Underlying inflation in Australia speeded past expectations last quarter to hit the very top of the central bank's target range, sharply lifting the risks of a hike in interest rates as early as next month.
The Australian dollar climbed while bond futures sank as the market priced in an 86 percent chance the Reserve Bank of Australia (RBA) would raise rates at its Nov. 6 policy meeting. Just hours earlier the risk had stood at 50 percent.
Any hike in November would be the first during an Australian election campaign and a real headache for a government touting its economic record but trailing badly in the polls.
"Given the pattern of the past 18 months, this high underlying reading effectively sets the seal on a rate hike at the RBA's next meeting," said Su-Lin Ong, a senior economist at RBC Capital Markets.

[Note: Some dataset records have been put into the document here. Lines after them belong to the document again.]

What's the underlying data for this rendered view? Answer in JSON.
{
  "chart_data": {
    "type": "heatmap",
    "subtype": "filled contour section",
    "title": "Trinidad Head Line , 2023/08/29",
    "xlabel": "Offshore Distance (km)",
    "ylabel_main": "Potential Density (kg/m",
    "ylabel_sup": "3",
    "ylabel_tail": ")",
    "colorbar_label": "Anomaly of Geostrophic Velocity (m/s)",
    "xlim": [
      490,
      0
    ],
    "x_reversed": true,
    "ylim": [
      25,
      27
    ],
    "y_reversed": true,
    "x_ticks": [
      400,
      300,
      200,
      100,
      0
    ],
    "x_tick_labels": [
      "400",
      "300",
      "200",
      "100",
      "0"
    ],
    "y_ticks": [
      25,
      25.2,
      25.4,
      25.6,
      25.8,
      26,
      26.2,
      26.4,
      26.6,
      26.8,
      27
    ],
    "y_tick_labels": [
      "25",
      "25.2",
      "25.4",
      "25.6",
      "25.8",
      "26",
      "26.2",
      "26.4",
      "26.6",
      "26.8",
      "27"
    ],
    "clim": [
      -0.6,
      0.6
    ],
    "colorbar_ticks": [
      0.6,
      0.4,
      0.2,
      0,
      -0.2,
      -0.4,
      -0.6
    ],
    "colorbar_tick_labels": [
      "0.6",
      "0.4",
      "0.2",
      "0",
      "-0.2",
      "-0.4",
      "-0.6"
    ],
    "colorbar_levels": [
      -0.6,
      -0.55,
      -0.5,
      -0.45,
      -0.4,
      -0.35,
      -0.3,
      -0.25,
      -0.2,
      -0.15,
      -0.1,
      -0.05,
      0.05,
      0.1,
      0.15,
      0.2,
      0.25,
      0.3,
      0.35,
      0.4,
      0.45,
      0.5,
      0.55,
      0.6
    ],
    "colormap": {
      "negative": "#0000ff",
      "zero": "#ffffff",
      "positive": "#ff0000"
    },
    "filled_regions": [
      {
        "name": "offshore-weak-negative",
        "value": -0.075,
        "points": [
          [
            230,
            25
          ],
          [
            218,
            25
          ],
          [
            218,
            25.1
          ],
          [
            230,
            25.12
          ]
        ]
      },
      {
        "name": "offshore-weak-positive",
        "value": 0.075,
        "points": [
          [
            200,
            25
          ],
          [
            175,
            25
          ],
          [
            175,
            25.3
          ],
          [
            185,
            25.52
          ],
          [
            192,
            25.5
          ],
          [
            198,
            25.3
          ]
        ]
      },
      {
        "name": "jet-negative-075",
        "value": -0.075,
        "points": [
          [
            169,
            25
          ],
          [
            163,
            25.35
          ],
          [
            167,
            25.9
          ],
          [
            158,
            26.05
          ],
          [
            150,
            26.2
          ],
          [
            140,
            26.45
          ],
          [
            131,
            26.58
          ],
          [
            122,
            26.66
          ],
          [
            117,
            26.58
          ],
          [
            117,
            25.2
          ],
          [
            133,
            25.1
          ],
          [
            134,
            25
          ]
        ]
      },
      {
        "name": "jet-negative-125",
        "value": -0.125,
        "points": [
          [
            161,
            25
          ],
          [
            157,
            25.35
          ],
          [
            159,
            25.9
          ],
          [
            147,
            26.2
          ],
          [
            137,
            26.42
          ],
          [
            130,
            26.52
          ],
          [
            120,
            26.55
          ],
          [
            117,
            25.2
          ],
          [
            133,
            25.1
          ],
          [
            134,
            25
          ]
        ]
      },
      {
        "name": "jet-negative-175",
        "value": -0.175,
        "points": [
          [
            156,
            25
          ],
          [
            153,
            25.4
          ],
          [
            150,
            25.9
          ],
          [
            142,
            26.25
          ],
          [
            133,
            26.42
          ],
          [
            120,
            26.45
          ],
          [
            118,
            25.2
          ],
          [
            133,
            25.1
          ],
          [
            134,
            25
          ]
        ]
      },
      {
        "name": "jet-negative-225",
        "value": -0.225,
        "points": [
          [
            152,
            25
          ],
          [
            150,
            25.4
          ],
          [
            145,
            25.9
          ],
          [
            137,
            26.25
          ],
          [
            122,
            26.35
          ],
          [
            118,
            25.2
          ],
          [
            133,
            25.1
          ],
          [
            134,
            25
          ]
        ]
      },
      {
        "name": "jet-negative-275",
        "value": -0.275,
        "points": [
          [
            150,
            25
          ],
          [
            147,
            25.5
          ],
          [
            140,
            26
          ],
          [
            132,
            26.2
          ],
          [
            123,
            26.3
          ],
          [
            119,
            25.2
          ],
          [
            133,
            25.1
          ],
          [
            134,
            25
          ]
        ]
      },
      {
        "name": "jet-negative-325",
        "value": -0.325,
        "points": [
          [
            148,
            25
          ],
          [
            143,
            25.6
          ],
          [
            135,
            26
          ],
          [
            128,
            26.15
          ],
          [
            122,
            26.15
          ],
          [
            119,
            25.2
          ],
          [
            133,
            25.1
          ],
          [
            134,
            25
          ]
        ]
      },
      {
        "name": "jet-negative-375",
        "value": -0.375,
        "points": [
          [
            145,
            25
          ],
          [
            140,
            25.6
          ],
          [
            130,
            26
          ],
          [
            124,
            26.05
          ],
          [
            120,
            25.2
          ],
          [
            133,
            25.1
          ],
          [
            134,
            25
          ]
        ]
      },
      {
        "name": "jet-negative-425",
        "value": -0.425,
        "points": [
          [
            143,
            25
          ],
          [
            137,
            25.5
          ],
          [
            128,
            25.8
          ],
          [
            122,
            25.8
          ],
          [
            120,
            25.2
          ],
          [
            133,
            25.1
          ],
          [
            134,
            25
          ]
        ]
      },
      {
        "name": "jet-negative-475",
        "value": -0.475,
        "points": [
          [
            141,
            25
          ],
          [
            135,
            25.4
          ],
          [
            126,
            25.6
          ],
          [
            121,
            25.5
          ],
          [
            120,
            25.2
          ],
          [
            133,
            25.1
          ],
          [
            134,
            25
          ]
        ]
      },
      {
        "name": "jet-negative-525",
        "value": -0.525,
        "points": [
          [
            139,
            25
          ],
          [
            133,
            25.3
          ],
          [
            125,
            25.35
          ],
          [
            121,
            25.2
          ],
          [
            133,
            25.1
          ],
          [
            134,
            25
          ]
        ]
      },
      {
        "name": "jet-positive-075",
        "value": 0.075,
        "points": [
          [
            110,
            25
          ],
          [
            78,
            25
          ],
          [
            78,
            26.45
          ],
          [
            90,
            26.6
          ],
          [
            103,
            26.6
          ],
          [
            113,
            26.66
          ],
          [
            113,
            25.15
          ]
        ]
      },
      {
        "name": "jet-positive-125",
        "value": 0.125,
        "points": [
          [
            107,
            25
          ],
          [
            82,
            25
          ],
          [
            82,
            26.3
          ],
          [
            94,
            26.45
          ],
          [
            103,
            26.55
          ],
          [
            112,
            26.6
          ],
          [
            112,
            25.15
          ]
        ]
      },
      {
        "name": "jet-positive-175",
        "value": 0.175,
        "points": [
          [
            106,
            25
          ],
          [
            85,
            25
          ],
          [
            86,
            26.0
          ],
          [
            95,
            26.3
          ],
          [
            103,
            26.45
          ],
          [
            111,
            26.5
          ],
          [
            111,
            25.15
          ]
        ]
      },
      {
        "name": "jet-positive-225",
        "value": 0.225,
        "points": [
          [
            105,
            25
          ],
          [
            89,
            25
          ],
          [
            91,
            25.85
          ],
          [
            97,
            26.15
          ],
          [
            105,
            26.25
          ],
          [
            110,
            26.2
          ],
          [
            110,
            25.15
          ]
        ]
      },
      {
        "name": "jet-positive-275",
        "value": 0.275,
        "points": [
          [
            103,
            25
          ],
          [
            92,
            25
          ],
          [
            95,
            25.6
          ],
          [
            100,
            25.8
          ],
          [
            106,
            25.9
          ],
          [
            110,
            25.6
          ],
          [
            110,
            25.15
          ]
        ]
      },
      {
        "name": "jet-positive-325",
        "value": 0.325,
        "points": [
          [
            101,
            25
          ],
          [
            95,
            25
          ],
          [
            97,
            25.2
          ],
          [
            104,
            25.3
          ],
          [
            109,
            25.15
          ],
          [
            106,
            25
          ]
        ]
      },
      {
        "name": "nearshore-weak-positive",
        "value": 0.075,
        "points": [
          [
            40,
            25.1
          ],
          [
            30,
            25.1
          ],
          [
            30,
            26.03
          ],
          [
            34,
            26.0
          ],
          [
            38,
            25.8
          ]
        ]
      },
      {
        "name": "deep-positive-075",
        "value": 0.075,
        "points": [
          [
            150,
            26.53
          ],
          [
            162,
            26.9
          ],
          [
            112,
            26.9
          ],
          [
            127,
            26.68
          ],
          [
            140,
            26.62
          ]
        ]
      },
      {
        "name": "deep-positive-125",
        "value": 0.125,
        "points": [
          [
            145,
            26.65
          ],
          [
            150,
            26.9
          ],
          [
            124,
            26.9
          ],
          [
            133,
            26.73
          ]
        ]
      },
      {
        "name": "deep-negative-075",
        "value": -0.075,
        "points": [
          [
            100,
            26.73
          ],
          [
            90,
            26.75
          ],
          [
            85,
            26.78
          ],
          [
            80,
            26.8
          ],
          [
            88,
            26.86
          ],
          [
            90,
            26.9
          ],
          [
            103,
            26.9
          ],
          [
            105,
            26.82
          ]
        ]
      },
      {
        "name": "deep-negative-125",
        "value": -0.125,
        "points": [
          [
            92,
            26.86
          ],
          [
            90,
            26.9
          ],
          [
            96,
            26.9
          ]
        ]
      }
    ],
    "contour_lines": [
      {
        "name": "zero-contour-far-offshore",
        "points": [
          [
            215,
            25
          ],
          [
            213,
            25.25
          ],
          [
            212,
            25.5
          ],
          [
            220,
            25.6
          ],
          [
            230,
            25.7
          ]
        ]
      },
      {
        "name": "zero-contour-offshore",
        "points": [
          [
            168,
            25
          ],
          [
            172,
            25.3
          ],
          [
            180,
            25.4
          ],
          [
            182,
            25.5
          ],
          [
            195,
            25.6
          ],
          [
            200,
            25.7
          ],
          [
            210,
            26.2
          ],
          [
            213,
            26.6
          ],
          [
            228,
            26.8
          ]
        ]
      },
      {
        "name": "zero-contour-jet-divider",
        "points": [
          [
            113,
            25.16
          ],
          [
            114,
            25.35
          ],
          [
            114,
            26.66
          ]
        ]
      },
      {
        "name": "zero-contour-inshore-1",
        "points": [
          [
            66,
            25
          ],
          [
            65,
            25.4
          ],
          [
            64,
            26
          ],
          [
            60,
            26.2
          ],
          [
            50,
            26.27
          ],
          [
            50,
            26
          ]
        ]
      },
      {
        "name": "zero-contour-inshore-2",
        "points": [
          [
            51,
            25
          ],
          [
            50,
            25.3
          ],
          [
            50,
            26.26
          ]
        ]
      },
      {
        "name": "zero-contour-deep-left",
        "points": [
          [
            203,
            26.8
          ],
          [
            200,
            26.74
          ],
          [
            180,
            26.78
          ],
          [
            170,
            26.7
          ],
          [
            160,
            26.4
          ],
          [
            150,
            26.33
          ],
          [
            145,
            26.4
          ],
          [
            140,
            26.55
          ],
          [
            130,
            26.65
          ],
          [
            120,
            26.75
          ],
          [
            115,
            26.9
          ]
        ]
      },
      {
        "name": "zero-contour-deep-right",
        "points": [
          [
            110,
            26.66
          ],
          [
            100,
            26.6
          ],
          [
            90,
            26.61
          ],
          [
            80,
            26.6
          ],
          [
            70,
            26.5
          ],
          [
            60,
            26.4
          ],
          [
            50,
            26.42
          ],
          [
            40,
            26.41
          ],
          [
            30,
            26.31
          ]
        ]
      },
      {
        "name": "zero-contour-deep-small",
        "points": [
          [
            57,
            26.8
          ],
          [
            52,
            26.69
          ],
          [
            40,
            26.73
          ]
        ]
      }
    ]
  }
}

Average underlying inflation rose 0.95 percent in the third quarter, even faster than the previous quarter's 0.9 percent increase. Average annual inflation picked up to 3.0 percent, the very top of the RBA's comfort zone, from 2.8 percent in the second quarter.
Core inflation has surprised on the high side on four occasions since the start of 2006 and each was followed by a rate rise from the central bank.
"The more important question now, is how much further will they have to go past that. We could see the market price in a second and even third hike," said Ong.
The RBA lifted rates to a decade-high of 6.5 percent in August, seeking to cool the economy and avoid a future break of its 2 to 3 percent target band for underlying inflation.
But there have been few signs of any slowdown, with brisk employment growth driving the jobless rate to 33-year lows while households borrowed and spent freely.
Widespread drought has also put upward pressure on food, water and utility prices, while a strong housing market has seen rents climb.
It's The Core That Counts
The RBA focuses on measures of core inflation, which exclude the most volatile price moves in any one quarter, in the hope of detecting the underlying trend in price pressures.
"The core numbers are the ones that matter," said Stephen Walters, chief economist at JPMorgan. "They both came in higher than expected. That does suggest to us that the Reserve Bank is going to raise interest rates in a couple of weeks time."
In contrast, the government's measure of consumer prices (CPI) rose only 0.7 percent in the third quarter, short of market forecasts of a 0.9 percent increase.
Still, the undershoot was due to a huge 33 percent drop in child care costs as a government child care rebate came in. Without that, the CPI would have risen much as expected.
The central bank might still pause given uncertainty over the U.S. economy coupled with the logjam in global credit markets, which had forced some smaller institutions in Australia to nudge up interest rates in recent weeks.
Investors expect the Federal Reserve will cut U.S. interest rates next week, and analysts wonder if the RBA would want to be seen tightening at home only a few days later.
"There are still plenty of reasons for a cautious approach by the RBA, but given their commentary on the inflation trajectory it will be difficult to resist raising rates in November," concluded Michael Blythe, chief economist at Commonwealth Bank.